Proton-assisted amino acid transporter PAT1 complexes with Rag GTPases and activates TORC1 on late endosomal and lysosomal membranes

Mammalian Target of Rapamycin Complex 1 (mTORC1) is activated by growth factor-regulated phosphoinositide 3-kinase (PI3K)/Akt/Rheb signalling and extracellular amino acids (AAs) to promote growth and proliferation. These AAs induce translocation of mTOR to late endosomes and lysosomes (LELs), subsequent activation via mechanisms involving the presence of intralumenal AAs, and interaction between mTORC1 and a multiprotein assembly containing Rag GTPases and the heterotrimeric Ragulator complex. However, the mechanisms by which AAs control these different aspects of mTORC1 activation are not well understood. Recent work has shown that intracellular Proton-assisted Amino acid Transporter 1 (PAT1)/SLC36A1 is an essential mediator of AA-dependent mTORC1 activation. This study demonstrates in Human Embryonic Kidney (HEK-293) cells that PAT1 is primarily located on LELs, physically interacts with the Rag GTPases and is required for normal AA-dependent mTOR relocalisation. The powerful in vivo genetic methodologies available in Drosophila were used to investigate the regulation of the PAT1/Rag/Ragulator complex. GFP-tagged PATs reside at both the cell surface and LELs in vivo, mirroring PAT1 distribution in several normal mammalian cell types. Elevated PI3K/Akt/Rheb signalling increases intracellular levels of PATs and synergistically enhances PAT-induced growth via a mechanism requiring endocytosis. In light of the recent identification of the vacuolar H(+)-ATPase as another Rag-interacting component, a model is proposed in which PATs function as part of an AA-sensing engine that drives mTORC1 activation from LEL compartments (Ogmundsdottir, 2012).

PAT-related amino acid transporters regulate growth via a novel mechanism that does not require bulk transport of amino acids

Growth in normal and tumour cells is regulated by evolutionarily conserved extracellular inputs from the endocrine insulin receptor (InR) signalling pathway and by local nutrients.

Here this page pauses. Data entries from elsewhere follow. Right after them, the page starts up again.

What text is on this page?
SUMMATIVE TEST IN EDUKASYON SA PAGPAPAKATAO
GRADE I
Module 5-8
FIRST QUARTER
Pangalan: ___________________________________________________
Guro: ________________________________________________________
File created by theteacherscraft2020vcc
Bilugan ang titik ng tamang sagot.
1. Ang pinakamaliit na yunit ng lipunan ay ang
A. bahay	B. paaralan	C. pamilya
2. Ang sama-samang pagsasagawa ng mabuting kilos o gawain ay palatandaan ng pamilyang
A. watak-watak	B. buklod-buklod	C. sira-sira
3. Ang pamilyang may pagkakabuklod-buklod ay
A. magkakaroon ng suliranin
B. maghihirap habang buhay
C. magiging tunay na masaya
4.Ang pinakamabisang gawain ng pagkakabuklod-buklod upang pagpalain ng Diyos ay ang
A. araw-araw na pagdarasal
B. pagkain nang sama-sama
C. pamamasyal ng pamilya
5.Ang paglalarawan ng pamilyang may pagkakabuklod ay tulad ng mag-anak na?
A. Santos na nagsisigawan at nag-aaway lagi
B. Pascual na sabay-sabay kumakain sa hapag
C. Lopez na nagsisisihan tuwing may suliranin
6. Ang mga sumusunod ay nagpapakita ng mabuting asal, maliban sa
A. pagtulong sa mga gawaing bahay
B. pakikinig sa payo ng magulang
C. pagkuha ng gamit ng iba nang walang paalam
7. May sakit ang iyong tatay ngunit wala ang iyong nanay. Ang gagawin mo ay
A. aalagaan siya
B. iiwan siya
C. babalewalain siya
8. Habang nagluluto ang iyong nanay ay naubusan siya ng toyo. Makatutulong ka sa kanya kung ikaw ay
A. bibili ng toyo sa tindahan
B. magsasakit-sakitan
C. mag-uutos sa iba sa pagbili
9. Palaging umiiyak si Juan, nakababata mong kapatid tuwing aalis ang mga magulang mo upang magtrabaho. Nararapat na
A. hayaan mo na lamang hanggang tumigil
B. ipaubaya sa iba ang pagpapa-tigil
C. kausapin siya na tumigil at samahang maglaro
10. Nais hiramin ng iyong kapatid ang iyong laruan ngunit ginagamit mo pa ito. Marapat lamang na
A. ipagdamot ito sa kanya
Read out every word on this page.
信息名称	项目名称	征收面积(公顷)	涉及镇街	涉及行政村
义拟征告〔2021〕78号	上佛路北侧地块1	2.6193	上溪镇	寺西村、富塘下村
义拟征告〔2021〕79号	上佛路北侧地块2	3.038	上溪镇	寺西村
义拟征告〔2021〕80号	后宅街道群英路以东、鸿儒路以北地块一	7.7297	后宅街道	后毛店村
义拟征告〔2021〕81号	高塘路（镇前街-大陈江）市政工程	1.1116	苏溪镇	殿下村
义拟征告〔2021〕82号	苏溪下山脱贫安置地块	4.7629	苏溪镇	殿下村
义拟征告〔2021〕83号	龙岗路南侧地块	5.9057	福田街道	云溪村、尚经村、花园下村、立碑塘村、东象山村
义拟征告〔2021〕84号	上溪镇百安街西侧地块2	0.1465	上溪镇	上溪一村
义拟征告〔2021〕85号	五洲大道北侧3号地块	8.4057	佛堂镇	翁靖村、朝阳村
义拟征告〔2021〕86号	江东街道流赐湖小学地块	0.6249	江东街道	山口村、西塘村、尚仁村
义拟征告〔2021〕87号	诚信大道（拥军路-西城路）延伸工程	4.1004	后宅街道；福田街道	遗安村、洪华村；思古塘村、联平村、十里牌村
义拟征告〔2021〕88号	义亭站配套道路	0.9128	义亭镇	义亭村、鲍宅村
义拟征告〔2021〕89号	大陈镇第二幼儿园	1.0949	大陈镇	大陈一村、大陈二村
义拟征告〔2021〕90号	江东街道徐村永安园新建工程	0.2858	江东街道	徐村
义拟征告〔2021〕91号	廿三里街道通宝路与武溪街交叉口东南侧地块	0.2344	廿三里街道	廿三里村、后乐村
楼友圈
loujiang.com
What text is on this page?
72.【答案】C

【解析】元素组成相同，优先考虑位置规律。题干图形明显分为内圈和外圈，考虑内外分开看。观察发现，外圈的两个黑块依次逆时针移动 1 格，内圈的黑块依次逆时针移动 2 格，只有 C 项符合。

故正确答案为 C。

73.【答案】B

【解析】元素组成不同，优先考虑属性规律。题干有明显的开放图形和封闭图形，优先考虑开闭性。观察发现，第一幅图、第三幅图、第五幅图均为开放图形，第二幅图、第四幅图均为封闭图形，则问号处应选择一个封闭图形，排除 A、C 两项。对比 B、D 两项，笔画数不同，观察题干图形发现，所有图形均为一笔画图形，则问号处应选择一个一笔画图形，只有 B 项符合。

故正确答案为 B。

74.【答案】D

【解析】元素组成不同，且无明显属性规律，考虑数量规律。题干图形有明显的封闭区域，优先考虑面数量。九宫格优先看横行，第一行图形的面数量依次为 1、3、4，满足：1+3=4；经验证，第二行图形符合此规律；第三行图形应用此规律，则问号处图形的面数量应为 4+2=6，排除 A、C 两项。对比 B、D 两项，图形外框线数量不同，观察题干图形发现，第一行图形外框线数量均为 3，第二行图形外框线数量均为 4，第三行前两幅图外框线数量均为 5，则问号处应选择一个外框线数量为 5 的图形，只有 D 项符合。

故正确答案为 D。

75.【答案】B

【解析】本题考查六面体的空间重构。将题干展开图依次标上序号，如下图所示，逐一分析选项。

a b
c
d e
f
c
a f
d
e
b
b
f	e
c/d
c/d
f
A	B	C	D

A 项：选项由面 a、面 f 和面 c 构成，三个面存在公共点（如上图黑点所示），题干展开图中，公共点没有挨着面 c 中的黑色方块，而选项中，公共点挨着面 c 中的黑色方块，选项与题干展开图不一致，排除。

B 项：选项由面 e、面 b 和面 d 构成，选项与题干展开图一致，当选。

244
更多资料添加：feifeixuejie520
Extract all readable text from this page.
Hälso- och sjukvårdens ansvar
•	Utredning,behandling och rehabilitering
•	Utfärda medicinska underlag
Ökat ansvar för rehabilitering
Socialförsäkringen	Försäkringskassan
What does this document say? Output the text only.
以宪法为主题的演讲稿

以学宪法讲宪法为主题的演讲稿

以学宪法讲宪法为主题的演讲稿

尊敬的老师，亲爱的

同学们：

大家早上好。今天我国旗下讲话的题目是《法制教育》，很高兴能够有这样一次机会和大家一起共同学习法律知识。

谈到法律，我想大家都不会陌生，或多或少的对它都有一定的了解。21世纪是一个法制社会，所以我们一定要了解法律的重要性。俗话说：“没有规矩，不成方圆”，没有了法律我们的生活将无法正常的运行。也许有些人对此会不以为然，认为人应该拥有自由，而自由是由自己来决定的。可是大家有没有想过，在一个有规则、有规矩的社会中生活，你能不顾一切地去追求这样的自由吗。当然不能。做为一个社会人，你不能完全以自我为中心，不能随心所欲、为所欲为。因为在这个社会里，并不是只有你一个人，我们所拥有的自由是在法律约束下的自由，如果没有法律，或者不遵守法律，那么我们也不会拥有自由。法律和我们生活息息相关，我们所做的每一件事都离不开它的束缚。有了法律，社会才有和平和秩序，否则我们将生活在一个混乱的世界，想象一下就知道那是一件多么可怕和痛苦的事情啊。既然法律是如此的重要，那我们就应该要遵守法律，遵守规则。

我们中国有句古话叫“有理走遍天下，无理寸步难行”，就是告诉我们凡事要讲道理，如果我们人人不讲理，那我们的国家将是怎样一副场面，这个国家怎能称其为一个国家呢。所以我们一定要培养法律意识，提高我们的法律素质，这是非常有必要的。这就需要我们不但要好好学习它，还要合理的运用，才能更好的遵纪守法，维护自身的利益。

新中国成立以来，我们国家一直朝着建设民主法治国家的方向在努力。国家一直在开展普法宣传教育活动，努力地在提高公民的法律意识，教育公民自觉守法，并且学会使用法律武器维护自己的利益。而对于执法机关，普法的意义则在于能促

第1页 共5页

Both signals modulate activity of the intracellular TOR kinase, with nutrients at least partly acting through changes in intracellular amino acid levels mediated by amino acid transporters. This study shows that in Drosophila, two molecules related to mammalian proton-assisted SLC36 amino acid transporters (PATs), CG3424 and CG1139, are potent mediators of growth. These transporters genetically interact with TOR and other InR signalling components, indicating that they control growth by directly or indirectly modulating the effects of TOR signalling. A mutation in the CG3424 gene, which was named pathetic (path), reduces growth in the fly. In a heterologous Xenopus oocyte system, PATH also activates the TOR target S6 kinase in an amino acid-dependent way. However, functional analysis reveals that PATH has an extremely low capacity and an exceptionally high affinity compared with characterised human PATs and the CG1139 transporter. PATH and potentially other PAT-related transporters must therefore control growth via a mechanism that does not require bulk transport of amino acids into the cell. As PATH is likely to be saturated in vivo, it is proposed that one specialised function of high-affinity PAT-related molecules is to maintain growth as local nutrient levels fluctuate during development (Goberdhan, 2005).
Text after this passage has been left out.